Economy, Business And Markets

237 Acquisition Cases at Fara Bourse

237 Acquisition Cases at Fara Bourse237 Acquisition Cases at Fara Bourse

Iran Fara Bourse or over-the-counter (OTC) has registered 237 cases of takeover, worth 120 trillion rials (approximately $3.5 billion at market exchange rate), the chairman of Iran Financial Center’s board of directors and managing director of Iran Energy Exchange (IEE), Ali Hosseini said on Monday.

Speaking at the first Mergers and Acquisitions (M&A) conference hosted by the Central Securities Depository of Iran (CSDI), Hosseini noted that since the M&A has not been clearly addressed in Iran’s statutory law, the M&A’s, especially the mergers, have not received due attention in the country.

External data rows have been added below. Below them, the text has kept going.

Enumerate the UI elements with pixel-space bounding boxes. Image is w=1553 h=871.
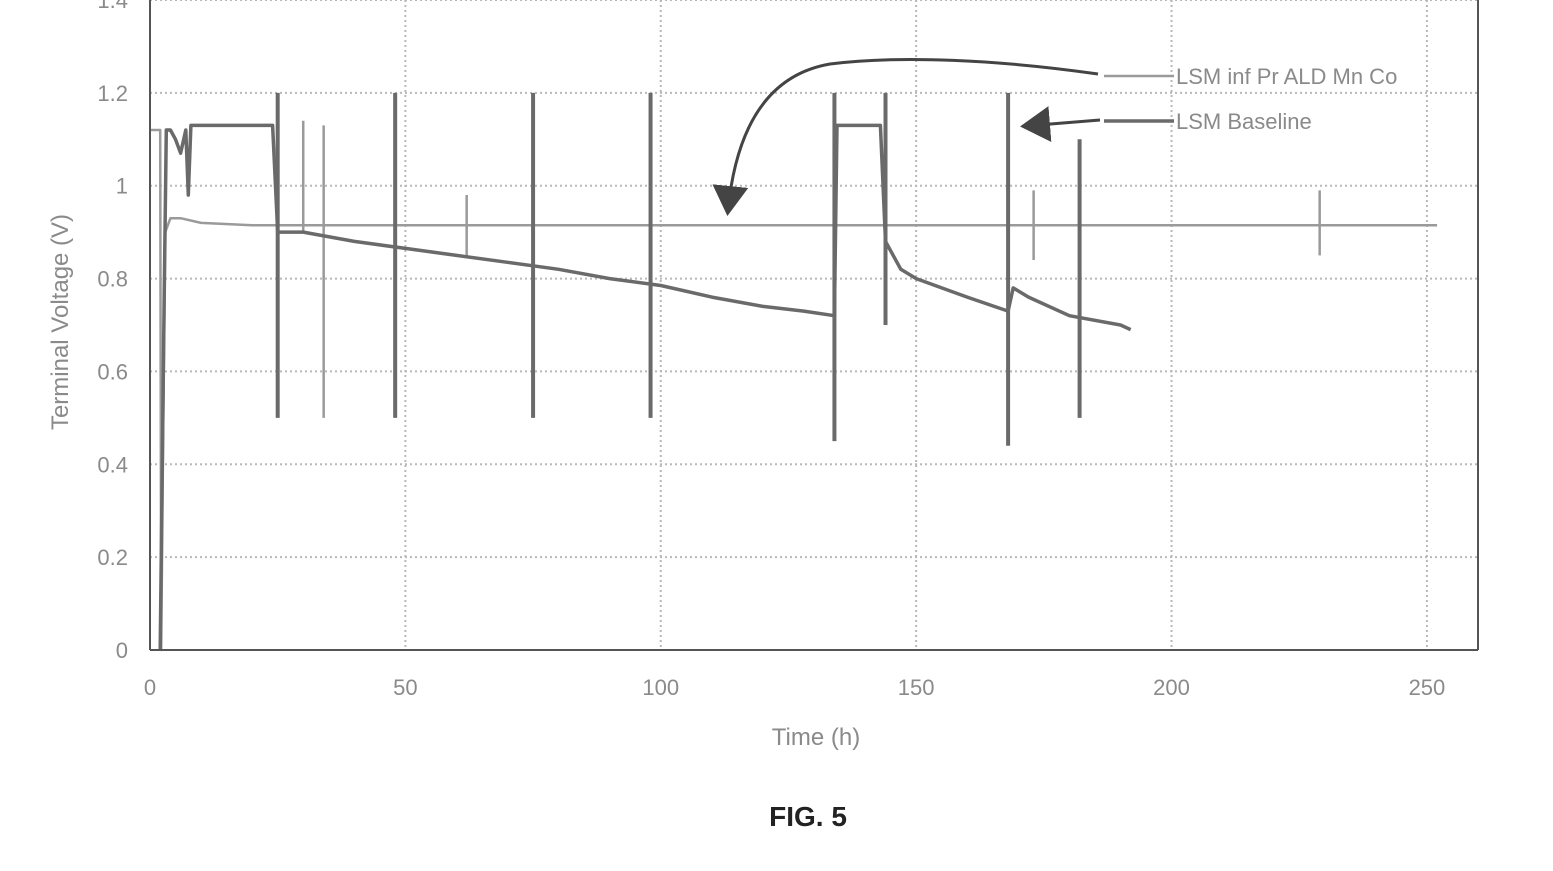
y-tick-label: 1.2 [97, 81, 128, 106]
y-tick-label: 0.8 [97, 267, 128, 292]
grid [150, 0, 1478, 650]
x-tick-label: 200 [1153, 675, 1190, 700]
legend-label-2: LSM Baseline [1176, 109, 1312, 134]
y-tick-label: 0 [116, 638, 128, 663]
series-line-2 [158, 123, 1132, 651]
legend-label-1: LSM inf Pr ALD Mn Co [1176, 64, 1397, 89]
x-tick-labels: 0 50 100 150 200 250 [144, 675, 1445, 700]
series-group [150, 92, 1438, 652]
annotation-arrow-curved [712, 57, 1099, 216]
series-line-1 [150, 128, 1438, 652]
annotation-arrow-straight [1020, 106, 1101, 143]
legend: LSM inf Pr ALD Mn Co LSM Baseline [1104, 64, 1397, 134]
figure-caption: FIG. 5 [769, 801, 847, 832]
x-tick-label: 50 [393, 675, 417, 700]
x-axis-title: Time (h) [772, 724, 860, 751]
y-tick-label: 0.6 [97, 359, 128, 384]
y-tick-label: 0.2 [97, 545, 128, 570]
x-tick-label: 250 [1409, 675, 1446, 700]
y-axis-title: Terminal Voltage (V) [47, 214, 74, 430]
y-tick-label: 0.4 [97, 452, 128, 477]
x-tick-label: 100 [642, 675, 679, 700]
y-tick-label: 1 [116, 174, 128, 199]
x-tick-label: 0 [144, 675, 156, 700]
y-tick-label: 1.4 [97, 0, 128, 13]
y-tick-labels: 0 0.2 0.4 0.6 0.8 1 1.2 1.4 [97, 0, 128, 663]
axes [149, 0, 1479, 651]
x-tick-label: 150 [898, 675, 935, 700]
plot-area [150, 92, 1438, 652]
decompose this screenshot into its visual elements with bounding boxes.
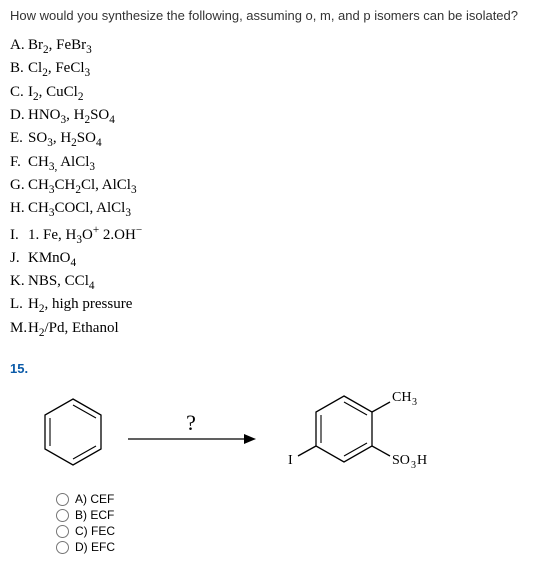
svg-text:CH: CH bbox=[392, 390, 411, 405]
reagent-K: K.NBS, CCl4 bbox=[10, 271, 542, 294]
reagent-A: A.Br2, FeBr3 bbox=[10, 35, 542, 58]
radio-A[interactable] bbox=[56, 493, 69, 506]
reagent-D: D.HNO3, H2SO4 bbox=[10, 105, 542, 128]
svg-text:H: H bbox=[417, 453, 427, 468]
product-structure: CH 3 SO 3 H I bbox=[274, 382, 434, 482]
option-C-label: C) FEC bbox=[75, 524, 115, 538]
svg-text:I: I bbox=[288, 453, 293, 468]
question-prompt: How would you synthesize the following, … bbox=[10, 8, 542, 23]
reagent-F: F.CH3, AlCl3 bbox=[10, 152, 542, 175]
reagent-list: A.Br2, FeBr3 B.Cl2, FeCl3 C.I2, CuCl2 D.… bbox=[10, 35, 542, 341]
reaction-scheme: ? CH 3 SO 3 H I bbox=[38, 382, 542, 482]
answer-options: A) CEF B) ECF C) FEC D) EFC bbox=[56, 492, 542, 554]
svg-text:3: 3 bbox=[411, 460, 416, 471]
reagent-L: L.H2, high pressure bbox=[10, 294, 542, 317]
radio-B[interactable] bbox=[56, 509, 69, 522]
reagent-J: J.KMnO4 bbox=[10, 248, 542, 271]
reagent-C: C.I2, CuCl2 bbox=[10, 82, 542, 105]
reagent-E: E.SO3, H2SO4 bbox=[10, 128, 542, 151]
option-A[interactable]: A) CEF bbox=[56, 492, 542, 506]
option-C[interactable]: C) FEC bbox=[56, 524, 542, 538]
reagent-M: M.H2/Pd, Ethanol bbox=[10, 318, 542, 341]
option-D[interactable]: D) EFC bbox=[56, 540, 542, 554]
option-B[interactable]: B) ECF bbox=[56, 508, 542, 522]
reagent-H: H.CH3COCl, AlCl3 bbox=[10, 198, 542, 221]
reagent-B: B.Cl2, FeCl3 bbox=[10, 58, 542, 81]
option-D-label: D) EFC bbox=[75, 540, 115, 554]
svg-text:SO: SO bbox=[392, 453, 410, 468]
radio-C[interactable] bbox=[56, 525, 69, 538]
question-number: 15. bbox=[10, 361, 542, 376]
benzene-structure bbox=[38, 393, 108, 471]
reaction-arrow: ? bbox=[126, 412, 256, 453]
radio-D[interactable] bbox=[56, 541, 69, 554]
reagent-I: I.1. Fe, H3O+ 2.OH− bbox=[10, 222, 542, 248]
option-A-label: A) CEF bbox=[75, 492, 114, 506]
svg-text:3: 3 bbox=[412, 397, 417, 408]
option-B-label: B) ECF bbox=[75, 508, 114, 522]
reagent-G: G.CH3CH2Cl, AlCl3 bbox=[10, 175, 542, 198]
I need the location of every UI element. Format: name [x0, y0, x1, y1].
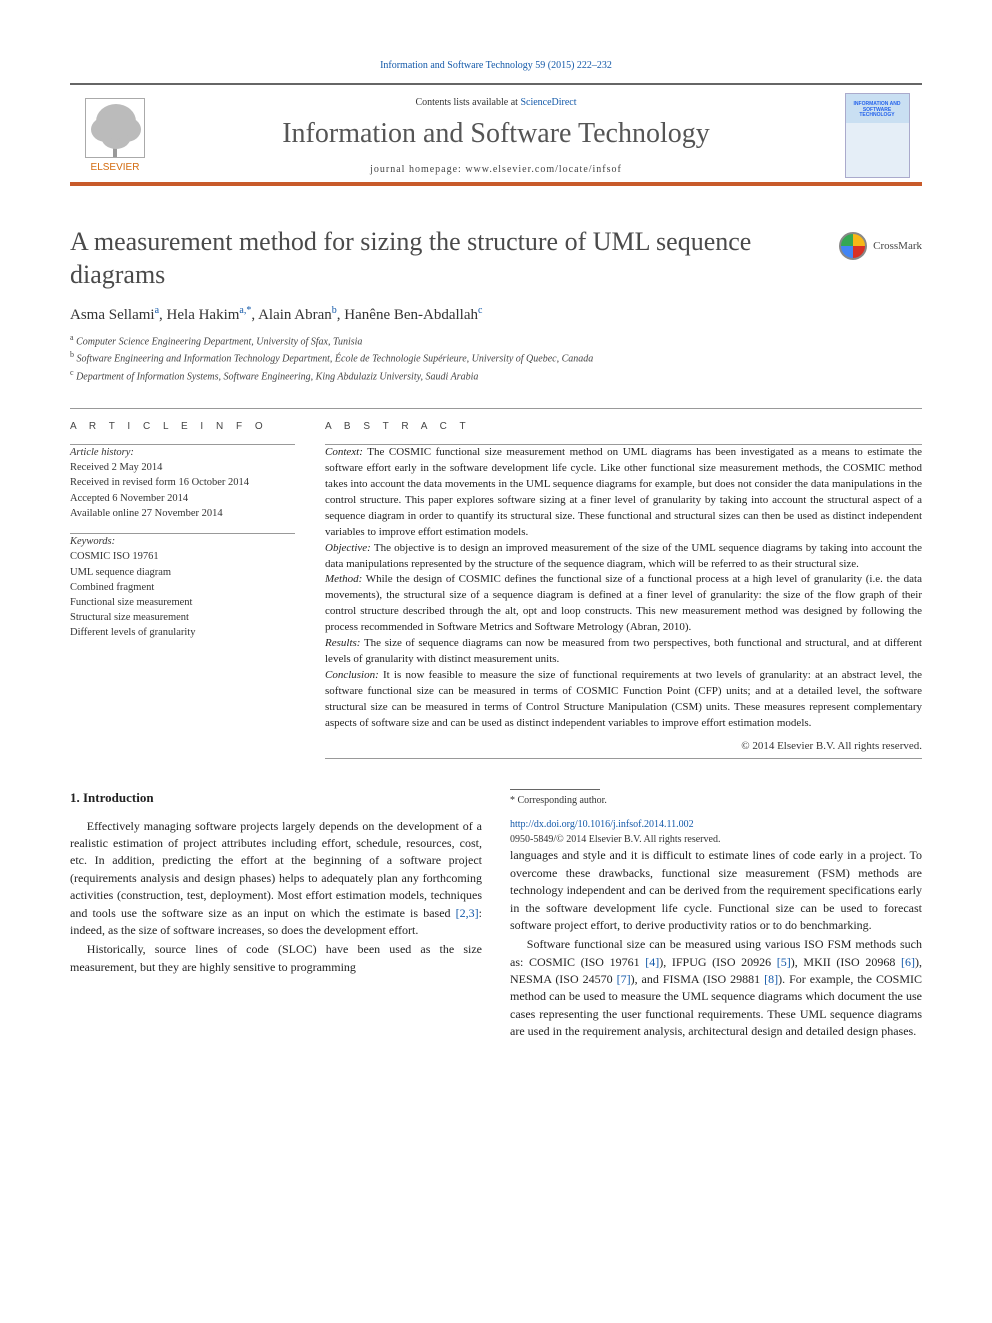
divider: [325, 758, 922, 759]
author-aff: a,*: [239, 305, 251, 316]
affiliation: a Computer Science Engineering Departmen…: [70, 332, 922, 349]
crossmark-badge[interactable]: CrossMark: [839, 232, 922, 260]
copyright-line: © 2014 Elsevier B.V. All rights reserved…: [325, 740, 922, 752]
banner-right: INFORMATION AND SOFTWARE TECHNOLOGY: [832, 93, 922, 178]
crossmark-icon: [839, 232, 867, 260]
body-paragraph: Effectively managing software projects l…: [70, 818, 482, 940]
footnote-rule: [510, 789, 600, 790]
body-paragraph: languages and style and it is difficult …: [510, 847, 922, 934]
abs-part-label: Method:: [325, 573, 362, 585]
affiliation: c Department of Information Systems, Sof…: [70, 367, 922, 384]
citation-link[interactable]: [5]: [777, 955, 791, 969]
body-text: Effectively managing software projects l…: [70, 819, 482, 920]
keyword: COSMIC ISO 19761: [70, 549, 295, 564]
abs-part-text: The COSMIC functional size measurement m…: [325, 446, 922, 538]
contents-line: Contents lists available at ScienceDirec…: [170, 97, 822, 108]
history-line: Available online 27 November 2014: [70, 506, 295, 521]
aff-text: Department of Information Systems, Softw…: [76, 371, 478, 382]
abs-part-label: Context:: [325, 446, 363, 458]
corresponding-author-note: * Corresponding author.: [510, 794, 922, 809]
history-line: Received in revised form 16 October 2014: [70, 475, 295, 490]
sciencedirect-link[interactable]: ScienceDirect: [520, 97, 576, 108]
abs-part-text: The size of sequence diagrams can now be…: [325, 637, 922, 665]
citation-link[interactable]: [4]: [645, 955, 659, 969]
homepage-url[interactable]: www.elsevier.com/locate/infsof: [465, 164, 622, 175]
journal-title: Information and Software Technology: [170, 118, 822, 150]
aff-sup: b: [70, 350, 74, 359]
aff-text: Software Engineering and Information Tec…: [77, 354, 594, 365]
aff-sup: c: [70, 368, 74, 377]
doi-link[interactable]: http://dx.doi.org/10.1016/j.infsof.2014.…: [510, 818, 922, 833]
author-aff: c: [478, 305, 482, 316]
body-text: ), MKII (ISO 20968: [791, 955, 901, 969]
affiliation: b Software Engineering and Information T…: [70, 349, 922, 366]
section-heading: 1. Introduction: [70, 789, 482, 808]
keyword: UML sequence diagram: [70, 565, 295, 580]
abstract-col: A B S T R A C T Context: The COSMIC func…: [325, 409, 922, 759]
body-text: ), IFPUG (ISO 20926: [659, 955, 777, 969]
title-row: A measurement method for sizing the stru…: [70, 226, 922, 291]
citation-link[interactable]: [8]: [764, 972, 778, 986]
contents-prefix: Contents lists available at: [415, 97, 520, 108]
article-history: Article history: Received 2 May 2014 Rec…: [70, 445, 295, 521]
body-paragraph: Historically, source lines of code (SLOC…: [70, 941, 482, 976]
author-list: Asma Sellamia, Hela Hakima,*, Alain Abra…: [70, 305, 922, 324]
abstract-text: Context: The COSMIC functional size meas…: [325, 445, 922, 732]
abs-part-text: While the design of COSMIC defines the f…: [325, 573, 922, 633]
article-info-label: A R T I C L E I N F O: [70, 421, 295, 432]
author-name: Alain Abran: [258, 307, 332, 323]
history-line: Received 2 May 2014: [70, 460, 295, 475]
page-root: Information and Software Technology 59 (…: [0, 0, 992, 1081]
homepage-line: journal homepage: www.elsevier.com/locat…: [170, 164, 822, 175]
sep: ,: [159, 307, 167, 323]
citation-link[interactable]: Information and Software Technology 59 (…: [70, 60, 922, 71]
keywords-block: Keywords: COSMIC ISO 19761 UML sequence …: [70, 534, 295, 641]
citation-link[interactable]: [7]: [617, 972, 631, 986]
history-heading: Article history:: [70, 445, 295, 460]
article-info-col: A R T I C L E I N F O Article history: R…: [70, 409, 295, 759]
keyword: Combined fragment: [70, 580, 295, 595]
crossmark-label: CrossMark: [873, 240, 922, 252]
elsevier-tree-icon: [85, 98, 145, 158]
author-name: Hanêne Ben-Abdallah: [344, 307, 478, 323]
abs-part-label: Results:: [325, 637, 360, 649]
aff-sup: a: [70, 333, 74, 342]
abs-part-label: Objective:: [325, 542, 371, 554]
abstract-label: A B S T R A C T: [325, 421, 922, 432]
abs-part-text: The objective is to design an improved m…: [325, 542, 922, 570]
journal-cover-icon: INFORMATION AND SOFTWARE TECHNOLOGY: [845, 93, 910, 178]
aff-text: Computer Science Engineering Department,…: [76, 336, 362, 347]
journal-banner: ELSEVIER Contents lists available at Sci…: [70, 83, 922, 186]
meta-abstract-row: A R T I C L E I N F O Article history: R…: [70, 408, 922, 759]
abs-part-label: Conclusion:: [325, 669, 379, 681]
keyword: Different levels of granularity: [70, 625, 295, 640]
body-columns: 1. Introduction Effectively managing sof…: [70, 789, 922, 1041]
author-name: Hela Hakim: [167, 307, 240, 323]
history-line: Accepted 6 November 2014: [70, 491, 295, 506]
affiliation-list: a Computer Science Engineering Departmen…: [70, 332, 922, 384]
citation-link[interactable]: [2,3]: [456, 906, 479, 920]
publisher-block: ELSEVIER: [70, 98, 160, 173]
footer-block: * Corresponding author. http://dx.doi.or…: [510, 789, 922, 848]
body-paragraph: Software functional size can be measured…: [510, 936, 922, 1040]
homepage-prefix: journal homepage:: [370, 164, 465, 175]
abs-part-text: It is now feasible to measure the size o…: [325, 669, 922, 729]
publisher-label: ELSEVIER: [91, 162, 140, 173]
keywords-heading: Keywords:: [70, 534, 295, 549]
keyword: Structural size measurement: [70, 610, 295, 625]
body-text: ), and FISMA (ISO 29881: [631, 972, 765, 986]
author-name: Asma Sellami: [70, 307, 155, 323]
keyword: Functional size measurement: [70, 595, 295, 610]
citation-link[interactable]: [6]: [901, 955, 915, 969]
banner-center: Contents lists available at ScienceDirec…: [170, 97, 822, 175]
issn-line: 0950-5849/© 2014 Elsevier B.V. All right…: [510, 833, 922, 848]
article-title: A measurement method for sizing the stru…: [70, 226, 819, 291]
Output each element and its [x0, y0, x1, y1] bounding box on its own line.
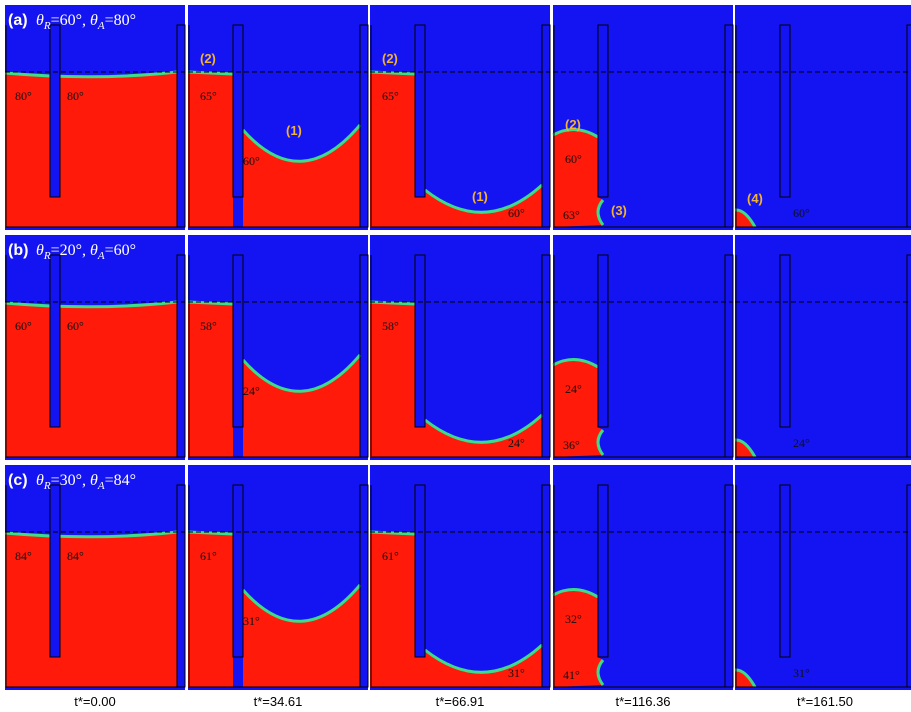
row-label: (c) [8, 472, 28, 489]
panel: 31° [735, 465, 911, 690]
panel: 61° 31° [188, 465, 368, 690]
panel: 84° 84° [5, 465, 185, 690]
angle-label: 58° [200, 319, 217, 333]
symbol: θ [90, 472, 98, 489]
value: =60° [105, 242, 136, 259]
panel: 60° 63° (2) (3) [553, 5, 733, 230]
angle-label: 41° [563, 668, 580, 682]
row-label: (a) [8, 12, 28, 29]
time-label: t*=161.50 [797, 694, 853, 709]
region-marker: (3) [611, 203, 627, 218]
value: =20°, [51, 242, 90, 259]
angle-label: 60° [565, 152, 582, 166]
angle-label: 80° [67, 89, 84, 103]
angle-label: 65° [200, 89, 217, 103]
plate [233, 485, 243, 657]
panel: 65° 60° (2) (1) [188, 5, 368, 230]
plate [50, 485, 60, 657]
angle-label: 63° [563, 208, 580, 222]
plate [780, 485, 790, 657]
angle-label: 80° [15, 89, 32, 103]
region-marker: (2) [200, 51, 216, 66]
interface [370, 532, 415, 534]
angle-label: 24° [508, 436, 525, 450]
panel: 32° 41° [553, 465, 733, 690]
region-marker: (4) [747, 191, 763, 206]
angle-label: 60° [793, 206, 810, 220]
region-marker: (1) [286, 123, 302, 138]
angle-label: 60° [243, 154, 260, 168]
angle-label: 60° [15, 319, 32, 333]
panel: 60° (4) [735, 5, 911, 230]
region-marker: (2) [565, 117, 581, 132]
angle-label: 65° [382, 89, 399, 103]
symbol: θ [90, 12, 98, 29]
angle-label: 31° [508, 666, 525, 680]
panel: 80° 80° [5, 5, 185, 230]
plate [233, 255, 243, 427]
region-marker: (2) [382, 51, 398, 66]
figure: 80° 80° 65° 60° (2) (1) 65° 60° (2) (1) 60° 63° (2) (… [0, 0, 911, 712]
angle-label: 31° [793, 666, 810, 680]
value: =80° [105, 12, 136, 29]
symbol: θ [90, 242, 98, 259]
plate [233, 25, 243, 197]
angle-label: 60° [67, 319, 84, 333]
angle-label: 24° [565, 382, 582, 396]
panel: 24° [735, 235, 911, 460]
plate [415, 255, 425, 427]
plate [598, 25, 608, 197]
panel: 24° 36° [553, 235, 733, 460]
symbol: θ [36, 472, 44, 489]
row-label: (b) [8, 242, 28, 259]
panel: 65° 60° (2) (1) [370, 5, 550, 230]
interface [370, 72, 415, 74]
angle-label: 24° [243, 384, 260, 398]
plate [415, 485, 425, 657]
angle-label: 58° [382, 319, 399, 333]
plate [598, 255, 608, 427]
background [735, 235, 911, 460]
angle-label: 36° [563, 438, 580, 452]
angle-label: 61° [382, 549, 399, 563]
angle-label: 84° [15, 549, 32, 563]
panel: 61° 31° [370, 465, 550, 690]
interface [188, 532, 233, 534]
plate [780, 255, 790, 427]
plate [415, 25, 425, 197]
interface [188, 302, 233, 304]
angle-label: 24° [793, 436, 810, 450]
panel: 58° 24° [188, 235, 368, 460]
angle-label: 61° [200, 549, 217, 563]
time-label: t*=116.36 [615, 694, 670, 709]
angle-label: 31° [243, 614, 260, 628]
region-marker: (1) [472, 189, 488, 204]
symbol: θ [36, 242, 44, 259]
plate [50, 25, 60, 197]
panel: 58° 24° [370, 235, 550, 460]
symbol: θ [36, 12, 44, 29]
value: =30°, [51, 472, 90, 489]
plate [598, 485, 608, 657]
interface [188, 72, 233, 74]
value: =84° [105, 472, 136, 489]
angle-label: 60° [508, 206, 525, 220]
interface [370, 302, 415, 304]
time-label: t*=66.91 [436, 694, 485, 709]
time-label: t*=0.00 [74, 694, 116, 709]
angle-label: 32° [565, 612, 582, 626]
value: =60°, [51, 12, 90, 29]
time-label: t*=34.61 [254, 694, 303, 709]
background [735, 465, 911, 690]
plate [780, 25, 790, 197]
angle-label: 84° [67, 549, 84, 563]
plate [50, 255, 60, 427]
panel: 60° 60° [5, 235, 185, 460]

A healthy economic environment is a prerequisite for successful mergers, said Hosseini, referring to innovation, productivity, and efficient markets, where all pertinent information is simultaneously accessible to all participants and the prices respond immediately to the available information, as the necessary features of a healthy economy.

Hosseini further reiterated that takeover is an inevitable strategy for companies in emerging economies like Iran, but referred to the legal loopholes as the most crucial challenge for the companies embarking on M&A in Iran.

If the takeover goes through, the acquiring company becomes responsible for all of the acquired company’s operations, holdings and debts. Moreover, if the acquired company is a publicly traded company, the acquiring company will make an offer for the entire outstanding shares of the acquired company.

CSDI head Hamed Soltani Nejad, delivering the conference’s opening speech, said the M&A has not been addressed in Iran’s law but for a brief section in article 44 of the Constitution which addresses privatization in Iran.

“M&A activities have intensified since 1998, when financial crisis plunged some companies into debts and forced them to avoid M&A,” said Soltani Nejad, adding: “Emerging economies such as Iran, the BRICS countries, and the Group of Eleven (G11) have turned into the target countries to have successful M&A, however, a variety of factors should be taken into consideration.”

BRICS is the acronym for an association of five major emerging national economies: Brazil, Russia, India, China and South Africa. The G11 is a forum, constituted by mostly developing countries aimed at easing their debt burden, narrowing the income gap with rich countries, and lifting millions of people out of poverty. The members consist of Jordan, Croatia, Ecuador, Georgia, El Salvador, Honduras, Indonesia, Morocco, Pakistan, Paraguay, and Sri Lanka.

Speaking on the need for the M&A, Soltani Nejad noted that while competing for survival is an inevitable part of businesses and practical to some extent, cut-throat competition will lead to deterioration. “At this stage,” he said, “the M&A could be the optimum solution.”

Cost reduction, extended market shares, tax mitigation, synergy, higher profitability or Earnings Per Shares (EPS), financial leverage and exclusiveness were mentioned by Soltani Nejad as some of the main advantages of M&A, while he cited increased costs, cross-cultural differences, decline in equity pricing and investment value as some probable risks associated with M&A.

Merger and acquisition activities are initiated with the aim of improving the company’s financial performance for the shareholders. Two businesses can merge to form one company that is capable of producing more revenues than either one could have made independently, or to create one company that is able to eliminate or streamline redundant processes, resulting in significant cost reduction. Because of this principle, the potential synergy is examined during the merger and acquisition process. If two companies can merge to create greater efficiency or scale, the result is what is sometimes referred to as a synergy merge.